Père Rabel le 18 septembre 2016

           25ème dimanche du temps ordinaire ‘C’ - Saint-Pierre - 18 septembre 2016

 

 

1) Trois leçons à retenir : tout d’abord être habile

     Habile comme ce gérant. Qu’il soit malhonnête n’est pas la question, la ‘pointe’ de la parabole ne porte pas sur cela. Ce qui est loué par le Christ, c’est que cet homme ait su faire preuve d’inventivité face à une situation nouvelle, tout à fait imprévue

     Nous sommes aujourd’hui devant une situation qui n’est peut être pas nouvelle mais qui, maintenant se présente très clairement. Nos vieux pays européens ayant renié leurs racines, occulté toute transcendance, interdit toute transmission, n’ont plus à proposer que des valeurs abstraites, qui rend notre corps social malade. Et qui incite tant de personnes fragilisées à chercher ailleurs des raisons de vivre. Rien ne sera plus comme avant, il faut nous en convaincre. Et mesurer alors notre responsabilité de catholiques. Annoncer l’évangile, avec habileté, inventivité, n’a jamais été aussi vital.

 

2) La 2ème leçon à retenir, c’est être digne de confiance

     Jésus évoque cette « grande chose, le bien véritable » : qu’est-ce à dire si ce n’est la vie éternelle, et cette dignité de chaque homme appelé à partager la vie même de Dieu. « Ce qui nous revient », précise Jésus. Il est temps de nous souvenir que nous ne sommes pas faits pour la petitesse, mais pour la grandeur, la magnanimité. Nous avons à être dignes de cette confiance que Dieu nous fait, pour reconstruire ce monde si abimé.

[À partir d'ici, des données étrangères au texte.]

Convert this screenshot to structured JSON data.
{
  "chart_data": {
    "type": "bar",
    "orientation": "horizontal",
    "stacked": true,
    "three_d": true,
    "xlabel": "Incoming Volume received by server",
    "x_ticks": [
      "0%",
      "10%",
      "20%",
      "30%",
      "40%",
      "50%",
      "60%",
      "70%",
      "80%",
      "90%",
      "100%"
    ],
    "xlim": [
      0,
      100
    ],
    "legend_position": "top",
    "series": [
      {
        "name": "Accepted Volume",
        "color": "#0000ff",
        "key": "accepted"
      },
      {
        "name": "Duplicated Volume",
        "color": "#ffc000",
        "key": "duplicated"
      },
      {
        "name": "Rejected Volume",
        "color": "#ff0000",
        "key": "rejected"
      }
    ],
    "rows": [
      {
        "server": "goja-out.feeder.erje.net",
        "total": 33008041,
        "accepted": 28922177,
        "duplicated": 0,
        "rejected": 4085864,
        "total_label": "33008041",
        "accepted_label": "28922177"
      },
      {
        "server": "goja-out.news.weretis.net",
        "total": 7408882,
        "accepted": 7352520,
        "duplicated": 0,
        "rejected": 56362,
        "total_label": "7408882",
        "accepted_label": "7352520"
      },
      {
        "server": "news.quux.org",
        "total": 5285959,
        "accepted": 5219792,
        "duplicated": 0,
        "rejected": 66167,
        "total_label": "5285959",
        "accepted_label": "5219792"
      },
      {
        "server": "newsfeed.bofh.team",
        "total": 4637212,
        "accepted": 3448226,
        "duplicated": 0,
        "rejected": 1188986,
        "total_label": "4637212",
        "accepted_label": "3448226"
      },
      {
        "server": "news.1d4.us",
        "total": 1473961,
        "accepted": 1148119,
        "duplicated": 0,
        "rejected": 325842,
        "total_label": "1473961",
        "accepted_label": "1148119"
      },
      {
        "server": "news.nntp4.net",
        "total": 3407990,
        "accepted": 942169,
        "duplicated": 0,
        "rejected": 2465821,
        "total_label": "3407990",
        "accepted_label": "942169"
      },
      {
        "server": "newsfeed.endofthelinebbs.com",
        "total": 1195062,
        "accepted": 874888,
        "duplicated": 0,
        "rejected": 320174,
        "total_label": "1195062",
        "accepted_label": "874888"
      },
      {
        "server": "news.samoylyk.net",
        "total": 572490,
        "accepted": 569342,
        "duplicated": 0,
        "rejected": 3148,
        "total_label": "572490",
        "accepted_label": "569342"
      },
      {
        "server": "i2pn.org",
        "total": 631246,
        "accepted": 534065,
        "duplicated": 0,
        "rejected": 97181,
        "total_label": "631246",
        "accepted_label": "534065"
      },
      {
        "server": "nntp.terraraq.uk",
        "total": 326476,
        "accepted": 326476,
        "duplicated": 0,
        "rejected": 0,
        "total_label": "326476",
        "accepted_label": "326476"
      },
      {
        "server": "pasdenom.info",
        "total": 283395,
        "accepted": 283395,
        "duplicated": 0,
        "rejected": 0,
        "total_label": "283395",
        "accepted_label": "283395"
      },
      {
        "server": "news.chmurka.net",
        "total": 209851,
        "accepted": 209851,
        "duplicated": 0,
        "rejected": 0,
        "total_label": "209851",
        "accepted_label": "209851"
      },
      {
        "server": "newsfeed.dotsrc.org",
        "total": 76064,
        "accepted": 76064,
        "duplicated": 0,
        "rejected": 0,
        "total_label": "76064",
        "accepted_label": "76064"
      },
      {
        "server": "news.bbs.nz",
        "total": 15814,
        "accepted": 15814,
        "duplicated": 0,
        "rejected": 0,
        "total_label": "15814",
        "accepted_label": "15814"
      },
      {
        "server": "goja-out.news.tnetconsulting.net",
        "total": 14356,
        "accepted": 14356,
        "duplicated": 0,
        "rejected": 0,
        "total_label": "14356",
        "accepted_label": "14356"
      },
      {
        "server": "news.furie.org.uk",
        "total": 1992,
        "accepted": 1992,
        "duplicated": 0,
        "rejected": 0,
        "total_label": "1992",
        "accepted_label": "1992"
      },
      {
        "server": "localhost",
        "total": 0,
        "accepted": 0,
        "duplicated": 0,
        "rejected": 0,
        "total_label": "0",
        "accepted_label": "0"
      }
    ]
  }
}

     Dieu « veut que tous les hommes soient sauvés » écrit St Paul, et que, sur cette terre, nous puissions vivre « dans la tranquillité et le calme ». En mai dernier, le pape évoquait les racines chrétiennes de l’Europe et il précisait :’Le christianisme a le devoir de les arroser, mais dans un esprit de service, comme pour le lavement des pieds’. Dieu nous fait confiance, pour que nous rendions service à la société toute entière. Car c’est bien cette mission de service qui fait la grandeur de l’homme.

 

3) La 3ème leçon, c’est de savoir choisir.

     On ne peut servir deux maîtres. « Vous ne pouvez servir à la fois Dieu et l’argent ». A son retour des JMJ, le pape disait : ‘Quand au centre de l’économie mondiale il y a le dieu argent et non la personne – l’homme et la femme – c’est déjà le 1er terrorisme’. Ne nous trompons pas de terrorisme ! En évacuant les racines, la transcendance, la transmission, les ‘pierres d’angles’ dirait Chantal Delsol, c’est le Marché qui devient le seul dieu, ne rencontrant plus aucun frein. Et les hommes sont réduits à n’être plus que des individus consommateurs.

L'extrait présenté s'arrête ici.